September 1, 2016, 3:43 PM UTC
Peter Cade — Getty Images

The Fortune 500 Insiders Network is an online community where top executives from the Fortune 500 share ideas and offer leadership advice with Fortune’s global audience. Beth Brady, senior vice president and chief marketing officer of Principal, has answered the question: “How do you move ahead when you feel stuck in your career?”

You know the story: You go to college, get a degree, and take a job that makes you happy and pays the bills. Then, after years of success, you feel you’re ready for the next move. If you feel stuck at this point, going forward in your career often means switching industries.

That’s what I did. My path to becoming a chief marketing officer was not a straight line. I began in the consumer goods industry, which I loved, but eventually realized I wasn’t developing the digital and data analytics skills needed to realize my dream of becoming a chief marketing officer. With that in mind, I moved into the financial services sector.
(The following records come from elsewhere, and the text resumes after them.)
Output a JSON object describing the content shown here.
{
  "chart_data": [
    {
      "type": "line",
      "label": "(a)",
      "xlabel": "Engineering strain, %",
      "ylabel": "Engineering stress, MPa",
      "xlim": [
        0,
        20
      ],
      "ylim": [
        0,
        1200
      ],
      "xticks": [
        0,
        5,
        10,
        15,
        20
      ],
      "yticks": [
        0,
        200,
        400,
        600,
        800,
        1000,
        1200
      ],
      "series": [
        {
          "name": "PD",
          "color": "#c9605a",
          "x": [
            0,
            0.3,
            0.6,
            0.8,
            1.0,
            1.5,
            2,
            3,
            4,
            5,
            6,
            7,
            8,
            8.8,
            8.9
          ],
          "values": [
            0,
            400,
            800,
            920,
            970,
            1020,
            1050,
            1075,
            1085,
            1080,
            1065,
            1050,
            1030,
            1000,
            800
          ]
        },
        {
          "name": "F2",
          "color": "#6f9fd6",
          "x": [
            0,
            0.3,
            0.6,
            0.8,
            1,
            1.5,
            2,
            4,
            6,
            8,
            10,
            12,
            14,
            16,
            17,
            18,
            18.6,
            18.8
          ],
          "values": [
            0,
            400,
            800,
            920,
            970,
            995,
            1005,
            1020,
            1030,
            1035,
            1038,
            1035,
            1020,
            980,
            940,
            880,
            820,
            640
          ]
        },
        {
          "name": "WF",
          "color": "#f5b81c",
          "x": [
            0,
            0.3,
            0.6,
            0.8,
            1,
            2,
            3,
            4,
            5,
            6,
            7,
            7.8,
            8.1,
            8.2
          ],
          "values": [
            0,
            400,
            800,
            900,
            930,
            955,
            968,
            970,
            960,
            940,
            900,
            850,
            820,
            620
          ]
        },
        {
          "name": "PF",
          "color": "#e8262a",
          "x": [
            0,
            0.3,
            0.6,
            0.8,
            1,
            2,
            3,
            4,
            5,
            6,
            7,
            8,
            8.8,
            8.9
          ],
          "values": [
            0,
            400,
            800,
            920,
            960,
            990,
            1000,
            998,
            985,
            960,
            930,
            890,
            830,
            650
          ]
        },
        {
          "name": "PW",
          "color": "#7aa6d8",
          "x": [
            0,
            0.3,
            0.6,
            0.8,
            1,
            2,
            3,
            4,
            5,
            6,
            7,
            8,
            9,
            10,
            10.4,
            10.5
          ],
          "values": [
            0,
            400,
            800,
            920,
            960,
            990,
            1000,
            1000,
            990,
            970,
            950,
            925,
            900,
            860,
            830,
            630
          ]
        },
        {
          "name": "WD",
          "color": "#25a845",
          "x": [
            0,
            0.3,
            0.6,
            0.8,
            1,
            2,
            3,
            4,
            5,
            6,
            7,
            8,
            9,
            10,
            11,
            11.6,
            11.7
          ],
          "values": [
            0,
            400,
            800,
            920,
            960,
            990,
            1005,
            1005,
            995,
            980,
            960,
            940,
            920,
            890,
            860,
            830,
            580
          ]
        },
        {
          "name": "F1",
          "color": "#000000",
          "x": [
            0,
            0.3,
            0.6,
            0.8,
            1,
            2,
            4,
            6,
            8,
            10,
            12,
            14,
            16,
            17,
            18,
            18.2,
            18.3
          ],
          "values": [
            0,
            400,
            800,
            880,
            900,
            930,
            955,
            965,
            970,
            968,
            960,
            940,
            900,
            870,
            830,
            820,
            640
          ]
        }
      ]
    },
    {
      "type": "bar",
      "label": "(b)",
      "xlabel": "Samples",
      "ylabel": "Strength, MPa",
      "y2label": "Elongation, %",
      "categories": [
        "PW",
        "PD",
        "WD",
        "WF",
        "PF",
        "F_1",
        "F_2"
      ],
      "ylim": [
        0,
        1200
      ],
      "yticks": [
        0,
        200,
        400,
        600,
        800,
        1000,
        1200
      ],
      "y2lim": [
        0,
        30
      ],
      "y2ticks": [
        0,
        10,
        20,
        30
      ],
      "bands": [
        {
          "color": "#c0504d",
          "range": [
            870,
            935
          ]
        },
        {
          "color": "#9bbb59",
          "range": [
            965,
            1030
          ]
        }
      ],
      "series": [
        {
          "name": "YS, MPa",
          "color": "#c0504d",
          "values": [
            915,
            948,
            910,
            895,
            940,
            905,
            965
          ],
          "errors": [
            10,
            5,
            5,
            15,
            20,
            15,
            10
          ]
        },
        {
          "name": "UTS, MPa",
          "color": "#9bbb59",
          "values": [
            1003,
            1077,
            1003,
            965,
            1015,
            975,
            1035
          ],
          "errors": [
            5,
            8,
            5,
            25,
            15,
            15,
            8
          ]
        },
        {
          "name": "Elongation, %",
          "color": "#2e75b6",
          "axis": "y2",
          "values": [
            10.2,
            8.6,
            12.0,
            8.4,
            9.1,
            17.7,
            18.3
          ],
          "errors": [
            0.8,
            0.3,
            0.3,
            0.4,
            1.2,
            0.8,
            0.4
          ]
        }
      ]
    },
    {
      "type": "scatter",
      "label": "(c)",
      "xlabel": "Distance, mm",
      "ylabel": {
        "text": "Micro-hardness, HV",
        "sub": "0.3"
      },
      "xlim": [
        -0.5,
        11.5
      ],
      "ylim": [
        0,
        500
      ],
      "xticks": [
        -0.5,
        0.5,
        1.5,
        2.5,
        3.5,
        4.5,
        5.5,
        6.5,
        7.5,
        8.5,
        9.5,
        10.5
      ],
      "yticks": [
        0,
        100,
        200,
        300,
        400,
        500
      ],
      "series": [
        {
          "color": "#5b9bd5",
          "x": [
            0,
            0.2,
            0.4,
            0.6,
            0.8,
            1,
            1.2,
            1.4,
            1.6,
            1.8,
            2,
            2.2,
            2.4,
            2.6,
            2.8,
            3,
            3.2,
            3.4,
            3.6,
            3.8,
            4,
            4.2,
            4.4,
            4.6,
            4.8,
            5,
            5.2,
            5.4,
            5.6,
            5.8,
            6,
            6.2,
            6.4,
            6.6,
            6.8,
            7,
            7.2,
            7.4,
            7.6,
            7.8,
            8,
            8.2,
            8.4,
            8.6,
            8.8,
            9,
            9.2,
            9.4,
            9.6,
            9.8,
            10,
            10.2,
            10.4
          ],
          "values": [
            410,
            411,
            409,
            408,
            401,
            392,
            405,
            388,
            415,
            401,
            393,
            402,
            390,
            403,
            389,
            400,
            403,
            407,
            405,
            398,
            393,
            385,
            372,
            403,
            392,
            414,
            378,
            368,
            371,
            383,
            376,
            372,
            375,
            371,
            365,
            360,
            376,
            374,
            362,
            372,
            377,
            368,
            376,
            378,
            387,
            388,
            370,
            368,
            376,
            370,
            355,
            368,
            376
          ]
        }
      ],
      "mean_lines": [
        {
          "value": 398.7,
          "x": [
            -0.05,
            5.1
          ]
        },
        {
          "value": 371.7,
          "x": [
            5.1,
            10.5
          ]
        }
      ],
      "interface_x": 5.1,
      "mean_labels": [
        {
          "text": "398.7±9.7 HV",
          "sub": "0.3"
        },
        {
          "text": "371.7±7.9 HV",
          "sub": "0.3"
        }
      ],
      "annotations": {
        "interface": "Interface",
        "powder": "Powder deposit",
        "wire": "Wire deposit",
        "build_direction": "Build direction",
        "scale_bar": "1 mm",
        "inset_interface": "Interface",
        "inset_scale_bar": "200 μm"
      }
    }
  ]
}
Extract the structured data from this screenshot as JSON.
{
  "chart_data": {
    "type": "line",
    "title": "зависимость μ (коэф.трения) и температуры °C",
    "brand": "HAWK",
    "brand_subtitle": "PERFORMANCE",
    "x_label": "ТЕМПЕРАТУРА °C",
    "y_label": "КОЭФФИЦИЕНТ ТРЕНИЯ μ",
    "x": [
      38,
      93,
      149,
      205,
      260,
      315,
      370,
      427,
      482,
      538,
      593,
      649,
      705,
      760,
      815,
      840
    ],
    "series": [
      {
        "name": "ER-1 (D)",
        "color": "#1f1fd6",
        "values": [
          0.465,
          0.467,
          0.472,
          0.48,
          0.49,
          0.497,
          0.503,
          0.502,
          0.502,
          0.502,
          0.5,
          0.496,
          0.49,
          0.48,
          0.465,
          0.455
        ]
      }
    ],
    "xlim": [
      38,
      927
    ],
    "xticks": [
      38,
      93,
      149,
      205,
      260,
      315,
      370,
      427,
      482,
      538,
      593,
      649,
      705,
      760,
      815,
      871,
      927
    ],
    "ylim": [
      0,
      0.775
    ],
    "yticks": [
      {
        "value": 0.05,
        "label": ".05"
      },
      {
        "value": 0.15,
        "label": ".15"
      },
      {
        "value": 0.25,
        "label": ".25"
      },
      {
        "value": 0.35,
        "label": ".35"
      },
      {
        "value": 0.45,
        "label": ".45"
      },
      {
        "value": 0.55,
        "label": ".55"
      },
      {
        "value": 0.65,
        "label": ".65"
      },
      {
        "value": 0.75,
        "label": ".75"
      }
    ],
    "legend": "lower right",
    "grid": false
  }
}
Here’s how you can move ahead in your career if you feel stuck:

Take stock of your assets

Do you have the strengths and skills necessary to be competitive in your industry? If not, create a plan to get to the next level. There are plenty of resources available to help you, such as mentoring groups and industry associations for networking. Career-advice books, such as What Color Is Your Parachute?, can help you figure out your strengths, so you can focus on using them.

I was told early in my career to spend 90% of my time doing what I’m good at and only 10% on what I’m not. You’ll move forward faster when you’re using and developing your strengths. And you can add to them by learning new skills along the way.

Try something completely different

You can round out your skill set by taking a job that exposes you to something you haven’t done before. For example, I am now in a company that is steeped in big data and analytics, allowing me to strengthen and expand my research chops. Working as a general manager early in my career, I didn’t have an opportunity to immerse myself in learning technical skills.

You’ll be amazed by how well your skills transfer. Your new employer will find value in your fresh perspective, because you bring new knowledge, processes, and skills to the table. My consumer-focused perspective was invaluable when transitioning from a consumer packaged goods company to a financial services company, since most of those organizations do not put as much emphasis on the end user.

Do community service

Volunteering is an excellent way to learn new skills and demonstrate your expertise. Nonprofit organizations are more willing to allow you to do something in which you may not be an expert. My first volunteer work was creating a big event with the Special Olympics. The leadership experience I gained in that role helped me when I later led sponsorship activities for General Mills.

Most importantly, to move ahead you need to have a strong passion for your role. Make sure you do things that will allow you to work on projects related to your passion. I love creating advertising, events, and content to help consumers make the right financial decisions. In our cluttered world, consumers will pass right over you if you’re not interesting and clear. My passion for my work motivates me to make an impact.